Returning in 1865 to his profession, he was a year later chosen United States Senator for the term commencing in 1867, and was re-elected in 1872. The limits of this notice will not admit an outline of his senatorial career. Many questions of grave importance, growing out of the late war, demanded the attention of Congress. Corruption was rife in many departments of the public service. The conventional usages of the Senate restrained Mr. Ferry at first from taking a prominent part in the debates, and in the spring of 1869 an insidious disease, ultimately fatal, attacked his spine, and gradually impaired his physical powers, so that in the latter part of his career he could not mingle in the discussions to the extent that he would have desired. He was, however, always at his post of duty, and a laborious worker on committees, where he had a prominent place; and he spoke frequently, at first in more elaborate efforts, but afterwards generally in off-hand powerful arguments, inspired by his earnest and positive convictions, and remarkable for compactness, brevity and effective force. He came to be regarded as one of the ablest members of the Senate, and his acknowledged uprightness, independence and intellectual power combined to give him an influence in that body hardly surpassed by any in his time. He died with no blot on his good name, and no man ever suspected his integrity, or questioned his purity or his personal honor.

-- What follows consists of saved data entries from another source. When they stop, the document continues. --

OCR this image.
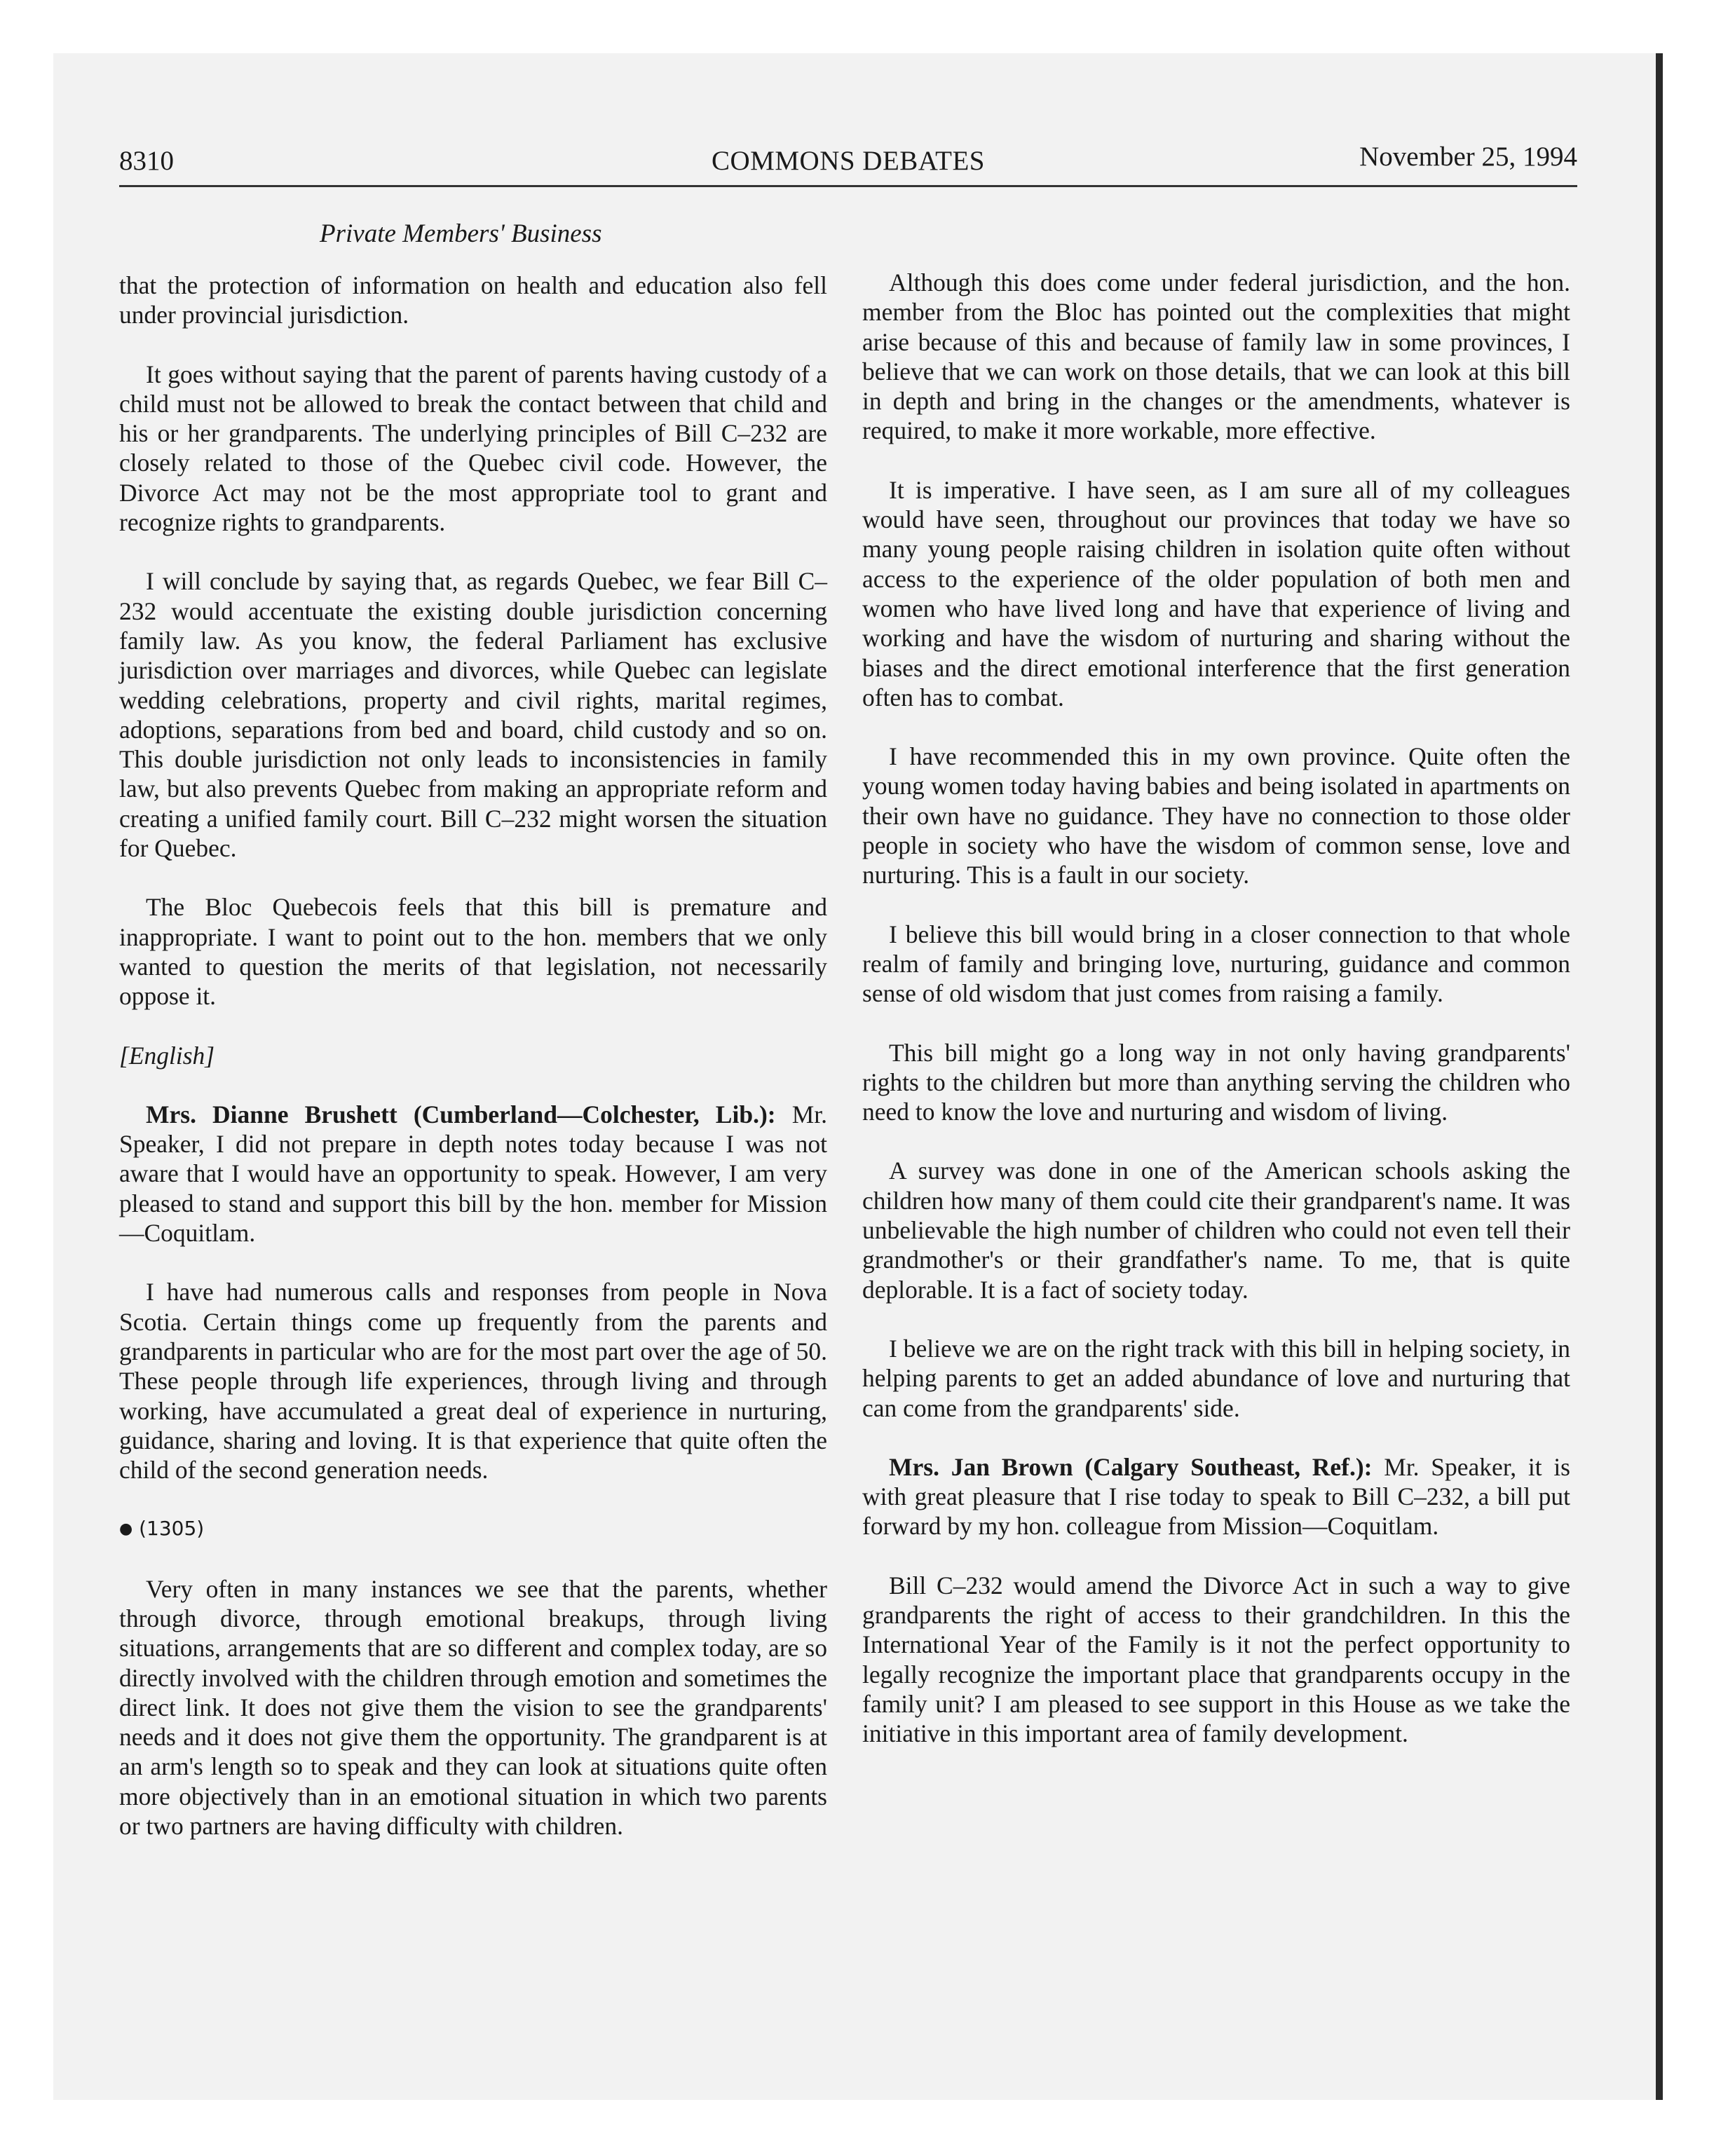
8310	COMMONS DEBATES	November 25, 1994
Private Members' Business

that the protection of information on health and education also fell under provincial jurisdiction.

It goes without saying that the parent of parents having custody of a child must not be allowed to break the contact between that child and his or her grandparents. The underlying principles of Bill C–232 are closely related to those of the Quebec civil code. However, the Divorce Act may not be the most appropriate tool to grant and recognize rights to grandparents.

I will conclude by saying that, as regards Quebec, we fear Bill C–232 would accentuate the existing double jurisdiction concerning family law. As you know, the federal Parliament has exclusive jurisdiction over marriages and divorces, while Quebec can legislate wedding celebrations, property and civil rights, marital regimes, adoptions, separations from bed and board, child custody and so on. This double jurisdiction not only leads to inconsistencies in family law, but also prevents Quebec from making an appropriate reform and creating a unified family court. Bill C–232 might worsen the situation for Quebec.

The Bloc Quebecois feels that this bill is premature and inappropriate. I want to point out to the hon. members that we only wanted to question the merits of that legislation, not necessarily oppose it.

[English]

Mrs. Dianne Brushett (Cumberland—Colchester, Lib.): Mr. Speaker, I did not prepare in depth notes today because I was not aware that I would have an opportunity to speak. However, I am very pleased to stand and support this bill by the hon. member for Mission—Coquitlam.

I have had numerous calls and responses from people in Nova Scotia. Certain things come up frequently from the parents and grandparents in particular who are for the most part over the age of 50. These people through life experiences, through living and through working, have accumulated a great deal of experience in nurturing, guidance, sharing and loving. It is that experience that quite often the child of the second generation needs.

● (1305)

Very often in many instances we see that the parents, whether through divorce, through emotional breakups, through living situations, arrangements that are so different and complex today, are so directly involved with the children through emotion and sometimes the direct link. It does not give them the vision to see the grandparents' needs and it does not give them the opportunity. The grandparent is at an arm's length so to speak and they can look at situations quite often more objectively than in an emotional situation in which two parents or two partners are having difficulty with children.

Although this does come under federal jurisdiction, and the hon. member from the Bloc has pointed out the complexities that might arise because of this and because of family law in some provinces, I believe that we can work on those details, that we can look at this bill in depth and bring in the changes or the amendments, whatever is required, to make it more workable, more effective.

It is imperative. I have seen, as I am sure all of my colleagues would have seen, throughout our provinces that today we have so many young people raising children in isolation quite often without access to the experience of the older population of both men and women who have lived long and have that experience of living and working and have the wisdom of nurturing and sharing without the biases and the direct emotional interference that the first generation often has to combat.

I have recommended this in my own province. Quite often the young women today having babies and being isolated in apartments on their own have no guidance. They have no connection to those older people in society who have the wisdom of common sense, love and nurturing. This is a fault in our society.

I believe this bill would bring in a closer connection to that whole realm of family and bringing love, nurturing, guidance and common sense of old wisdom that just comes from raising a family.

This bill might go a long way in not only having grandparents' rights to the children but more than anything serving the children who need to know the love and nurturing and wisdom of living.

A survey was done in one of the American schools asking the children how many of them could cite their grandparent's name. It was unbelievable the high number of children who could not even tell their grandmother's or their grandfather's name. To me, that is quite deplorable. It is a fact of society today.

I believe we are on the right track with this bill in helping society, in helping parents to get an added abundance of love and nurturing that can come from the grandparents' side.

Mrs. Jan Brown (Calgary Southeast, Ref.): Mr. Speaker, it is with great pleasure that I rise today to speak to Bill C–232, a bill put forward by my hon. colleague from Mission—Coquitlam.

Bill C–232 would amend the Divorce Act in such a way to give grandparents the right of access to their grandchildren. In this the International Year of the Family is it not the perfect opportunity to legally recognize the important place that grandparents occupy in the family unit? I am pleased to see support in this House as we take the initiative in this important area of family development.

At his death his associates in Congress and his brethren at the Fairfield County bar paid fitting tributes to his memory. Hon. Carl Schurz, who was one of the most eminent members of the Senate during six years of Mr. Ferry's service, in opening a public lecture at Norwalk shortly after the decease of the latter, spoke as follows:
"I see around me the life-long friends and neighbors of Senator Ferry, now no more; a man whom I cherished as a dear companion and associate, and to whom I looked up as one of the foremost men of the republic, in talent, integrity and patriotic spirit. More than almost any one I knew did he possess those qualities of mind and character which just at this period of our history are so greatly needed for the guidance of public affairs. There was in him a clearness and grasp of judgment which no sophistry could baffle, a sense of right and wrong which no party spirit could stagger; a depth and strength of conviction which no self-interest could obscure; a force of will which no opposition could bend; an independence and pride of genuine manhood which no frown of power could frighten, and no blandishment could seduce. Had his body been as strong as his mind and heart, he would beyond doubt have compelled universal recognition as one of the very first of statesmen in American history.